Everything I do, I do it for you (Han Solo/Luke Skywalker)

Nov 16, 2004 14:34

Title: Everything I do, I do it for you
Fandom: Star Wars
Pairing: Han Solo/Luke Skywalker
Author: Angel
Spoilers: It’s 25 years old. Your fault if you haven’t seen them
Email: valarltd@hotmail.com

As killabeez discovered, writing about archetypal characters is tough. What is there to say about Luke or Han that everyone doesn’t already know? Anyway, let’s lift on this journey.



"If there’s a bright center to the universe, you’re on the world it’s farthest from."

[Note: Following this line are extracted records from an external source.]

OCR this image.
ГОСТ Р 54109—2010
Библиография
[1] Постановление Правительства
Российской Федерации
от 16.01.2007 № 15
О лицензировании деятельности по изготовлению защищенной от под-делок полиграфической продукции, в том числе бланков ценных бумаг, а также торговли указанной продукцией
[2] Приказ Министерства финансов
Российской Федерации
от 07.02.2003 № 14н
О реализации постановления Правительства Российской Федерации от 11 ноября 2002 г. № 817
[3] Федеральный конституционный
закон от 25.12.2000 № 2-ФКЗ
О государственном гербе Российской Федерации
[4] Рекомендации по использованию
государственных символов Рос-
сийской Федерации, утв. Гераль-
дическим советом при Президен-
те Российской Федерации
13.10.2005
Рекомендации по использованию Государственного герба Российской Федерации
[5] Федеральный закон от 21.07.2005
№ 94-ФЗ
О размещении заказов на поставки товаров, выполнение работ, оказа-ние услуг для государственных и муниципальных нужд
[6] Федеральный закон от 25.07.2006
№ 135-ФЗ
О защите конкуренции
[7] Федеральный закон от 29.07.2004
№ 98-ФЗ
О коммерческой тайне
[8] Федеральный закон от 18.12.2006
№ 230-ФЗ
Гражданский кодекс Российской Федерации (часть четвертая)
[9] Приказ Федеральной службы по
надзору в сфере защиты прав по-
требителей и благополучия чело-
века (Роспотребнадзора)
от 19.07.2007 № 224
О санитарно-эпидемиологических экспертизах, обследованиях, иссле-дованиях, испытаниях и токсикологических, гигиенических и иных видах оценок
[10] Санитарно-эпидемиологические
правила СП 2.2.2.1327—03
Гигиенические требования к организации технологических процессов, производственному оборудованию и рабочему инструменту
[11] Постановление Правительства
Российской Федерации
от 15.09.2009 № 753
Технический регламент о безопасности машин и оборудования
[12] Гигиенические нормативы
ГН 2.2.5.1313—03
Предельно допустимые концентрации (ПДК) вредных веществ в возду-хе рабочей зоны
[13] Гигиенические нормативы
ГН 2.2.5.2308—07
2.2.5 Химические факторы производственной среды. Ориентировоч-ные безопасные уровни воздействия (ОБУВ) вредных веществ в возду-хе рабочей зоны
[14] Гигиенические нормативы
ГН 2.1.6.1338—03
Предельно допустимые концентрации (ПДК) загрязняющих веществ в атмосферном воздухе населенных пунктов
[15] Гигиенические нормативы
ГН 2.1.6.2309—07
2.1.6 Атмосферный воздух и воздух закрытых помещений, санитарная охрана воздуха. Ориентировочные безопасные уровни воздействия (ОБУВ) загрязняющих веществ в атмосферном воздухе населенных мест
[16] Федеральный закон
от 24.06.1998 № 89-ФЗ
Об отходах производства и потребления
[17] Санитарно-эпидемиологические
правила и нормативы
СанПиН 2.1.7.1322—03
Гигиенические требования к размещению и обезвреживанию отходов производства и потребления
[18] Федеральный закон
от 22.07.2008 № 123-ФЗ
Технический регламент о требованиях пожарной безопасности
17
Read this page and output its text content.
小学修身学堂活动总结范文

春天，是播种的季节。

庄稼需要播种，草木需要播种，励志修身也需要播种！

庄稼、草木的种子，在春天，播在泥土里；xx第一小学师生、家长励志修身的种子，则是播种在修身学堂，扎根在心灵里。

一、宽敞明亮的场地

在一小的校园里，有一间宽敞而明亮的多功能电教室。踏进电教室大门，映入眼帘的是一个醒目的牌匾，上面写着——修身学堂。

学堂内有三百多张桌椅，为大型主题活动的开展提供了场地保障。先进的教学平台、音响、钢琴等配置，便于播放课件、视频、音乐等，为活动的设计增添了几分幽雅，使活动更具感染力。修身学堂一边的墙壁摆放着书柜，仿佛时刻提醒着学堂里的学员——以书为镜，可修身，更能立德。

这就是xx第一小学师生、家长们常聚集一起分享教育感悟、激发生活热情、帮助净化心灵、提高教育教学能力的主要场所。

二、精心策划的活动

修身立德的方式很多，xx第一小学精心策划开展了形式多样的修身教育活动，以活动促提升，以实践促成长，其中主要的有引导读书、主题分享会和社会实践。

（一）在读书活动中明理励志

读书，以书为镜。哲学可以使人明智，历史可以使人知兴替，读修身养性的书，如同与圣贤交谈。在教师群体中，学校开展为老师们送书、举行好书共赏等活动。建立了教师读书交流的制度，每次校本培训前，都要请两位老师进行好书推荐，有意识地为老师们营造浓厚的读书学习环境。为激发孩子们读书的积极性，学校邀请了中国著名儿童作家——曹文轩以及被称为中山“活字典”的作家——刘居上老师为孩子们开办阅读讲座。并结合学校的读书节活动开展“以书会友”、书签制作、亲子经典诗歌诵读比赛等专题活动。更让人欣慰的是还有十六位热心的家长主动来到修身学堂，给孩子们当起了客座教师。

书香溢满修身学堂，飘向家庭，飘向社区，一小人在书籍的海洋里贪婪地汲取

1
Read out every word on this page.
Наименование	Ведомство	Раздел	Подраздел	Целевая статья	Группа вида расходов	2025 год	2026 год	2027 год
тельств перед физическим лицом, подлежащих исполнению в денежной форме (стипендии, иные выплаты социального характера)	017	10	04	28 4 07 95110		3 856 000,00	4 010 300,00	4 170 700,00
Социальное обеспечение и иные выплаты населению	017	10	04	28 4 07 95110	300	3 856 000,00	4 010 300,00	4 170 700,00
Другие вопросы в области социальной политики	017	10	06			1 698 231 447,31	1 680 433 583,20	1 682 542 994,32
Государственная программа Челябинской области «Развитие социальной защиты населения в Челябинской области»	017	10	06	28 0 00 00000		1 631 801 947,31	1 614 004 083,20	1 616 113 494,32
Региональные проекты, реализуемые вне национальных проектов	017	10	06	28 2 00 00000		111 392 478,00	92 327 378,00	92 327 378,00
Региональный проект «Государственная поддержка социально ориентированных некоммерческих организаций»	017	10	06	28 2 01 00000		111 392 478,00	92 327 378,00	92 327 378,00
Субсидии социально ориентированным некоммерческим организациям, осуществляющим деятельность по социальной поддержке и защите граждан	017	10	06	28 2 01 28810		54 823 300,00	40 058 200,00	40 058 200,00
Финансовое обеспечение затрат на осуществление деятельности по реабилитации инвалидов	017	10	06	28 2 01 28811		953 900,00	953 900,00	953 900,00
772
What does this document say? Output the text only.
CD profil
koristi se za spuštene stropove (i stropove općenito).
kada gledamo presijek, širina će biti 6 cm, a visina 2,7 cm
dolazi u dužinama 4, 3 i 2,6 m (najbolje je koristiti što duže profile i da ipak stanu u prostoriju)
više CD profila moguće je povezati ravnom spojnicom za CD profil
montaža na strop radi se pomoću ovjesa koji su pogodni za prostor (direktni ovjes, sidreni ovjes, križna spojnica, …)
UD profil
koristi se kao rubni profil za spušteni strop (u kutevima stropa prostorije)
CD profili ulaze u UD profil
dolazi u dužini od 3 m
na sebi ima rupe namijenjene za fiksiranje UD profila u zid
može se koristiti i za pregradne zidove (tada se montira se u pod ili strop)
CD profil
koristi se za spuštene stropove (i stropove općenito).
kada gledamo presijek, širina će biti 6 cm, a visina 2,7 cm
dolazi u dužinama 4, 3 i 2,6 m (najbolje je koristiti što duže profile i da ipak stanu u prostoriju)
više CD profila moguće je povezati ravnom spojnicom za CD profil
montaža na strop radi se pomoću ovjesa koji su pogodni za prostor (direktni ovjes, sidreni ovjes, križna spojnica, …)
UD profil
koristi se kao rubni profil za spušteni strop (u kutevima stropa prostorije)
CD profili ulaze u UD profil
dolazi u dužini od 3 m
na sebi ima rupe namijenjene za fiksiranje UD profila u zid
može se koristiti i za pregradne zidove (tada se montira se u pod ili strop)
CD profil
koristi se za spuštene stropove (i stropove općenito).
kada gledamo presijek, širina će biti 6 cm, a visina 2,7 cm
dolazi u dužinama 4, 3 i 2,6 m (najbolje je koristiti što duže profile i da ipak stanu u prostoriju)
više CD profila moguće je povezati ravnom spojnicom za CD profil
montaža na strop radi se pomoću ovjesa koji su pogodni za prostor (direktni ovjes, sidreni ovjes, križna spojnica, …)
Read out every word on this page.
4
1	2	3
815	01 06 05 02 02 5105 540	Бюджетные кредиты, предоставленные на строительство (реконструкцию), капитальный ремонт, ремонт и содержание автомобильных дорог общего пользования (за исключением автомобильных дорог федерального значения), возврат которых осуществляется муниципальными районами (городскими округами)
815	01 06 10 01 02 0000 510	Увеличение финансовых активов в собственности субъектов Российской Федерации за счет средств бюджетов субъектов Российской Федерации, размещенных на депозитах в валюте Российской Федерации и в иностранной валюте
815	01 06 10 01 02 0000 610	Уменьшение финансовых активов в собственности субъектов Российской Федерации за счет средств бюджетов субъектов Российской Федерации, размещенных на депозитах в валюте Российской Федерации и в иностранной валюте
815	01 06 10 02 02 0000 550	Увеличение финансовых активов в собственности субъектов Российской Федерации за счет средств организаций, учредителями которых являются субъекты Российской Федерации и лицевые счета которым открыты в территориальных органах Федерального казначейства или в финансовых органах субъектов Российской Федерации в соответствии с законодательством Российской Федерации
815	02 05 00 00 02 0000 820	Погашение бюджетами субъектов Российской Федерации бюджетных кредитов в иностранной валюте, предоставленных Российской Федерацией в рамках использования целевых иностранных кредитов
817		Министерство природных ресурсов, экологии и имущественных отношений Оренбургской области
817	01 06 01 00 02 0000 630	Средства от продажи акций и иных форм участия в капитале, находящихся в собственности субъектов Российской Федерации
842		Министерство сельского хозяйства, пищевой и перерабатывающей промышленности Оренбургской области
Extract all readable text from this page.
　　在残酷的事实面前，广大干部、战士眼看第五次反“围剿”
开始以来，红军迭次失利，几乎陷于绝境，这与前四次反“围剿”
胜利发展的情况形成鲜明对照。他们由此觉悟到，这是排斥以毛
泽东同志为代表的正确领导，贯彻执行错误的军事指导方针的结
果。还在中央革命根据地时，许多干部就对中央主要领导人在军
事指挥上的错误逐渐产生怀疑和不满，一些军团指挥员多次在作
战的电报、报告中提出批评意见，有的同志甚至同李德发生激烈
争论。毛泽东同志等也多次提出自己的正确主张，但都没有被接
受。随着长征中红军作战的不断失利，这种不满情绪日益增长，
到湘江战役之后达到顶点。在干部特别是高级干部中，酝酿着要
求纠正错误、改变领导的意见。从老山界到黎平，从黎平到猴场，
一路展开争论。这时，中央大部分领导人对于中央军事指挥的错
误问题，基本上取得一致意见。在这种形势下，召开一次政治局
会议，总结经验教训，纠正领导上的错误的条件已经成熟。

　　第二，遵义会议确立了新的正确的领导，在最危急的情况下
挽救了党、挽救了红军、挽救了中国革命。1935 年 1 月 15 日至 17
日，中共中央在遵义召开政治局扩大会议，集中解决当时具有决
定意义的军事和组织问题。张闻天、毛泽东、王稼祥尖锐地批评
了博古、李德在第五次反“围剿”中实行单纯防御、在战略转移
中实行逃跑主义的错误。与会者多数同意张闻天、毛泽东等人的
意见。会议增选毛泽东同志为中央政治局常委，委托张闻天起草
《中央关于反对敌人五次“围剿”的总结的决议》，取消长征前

Luke Skywalker, twenty years old, and trapped on a backwater planet, yearns for adventure. His best friend Biggs has already left for the Academy, but his Uncle Owen finds reason after reason for him to stay on "just one more season." An outsider to the local teens, Luke spends much of his time working and dreaming of flying. An orphan, Luke has an almost unquenchable curiosity about his father, a deep yearning to know more.
This is one of the iconic images of Luke:



"I was once a Jedi, like your father."

As the movies progress, he follows the path of the Jedi, in an attempt to become more like his father. He takes the lead in rescuing a captive princess, destroys an Imperial battlestation, and trains under a legendary Jedi Master.

"Obi-Wan never told you what happened to your father."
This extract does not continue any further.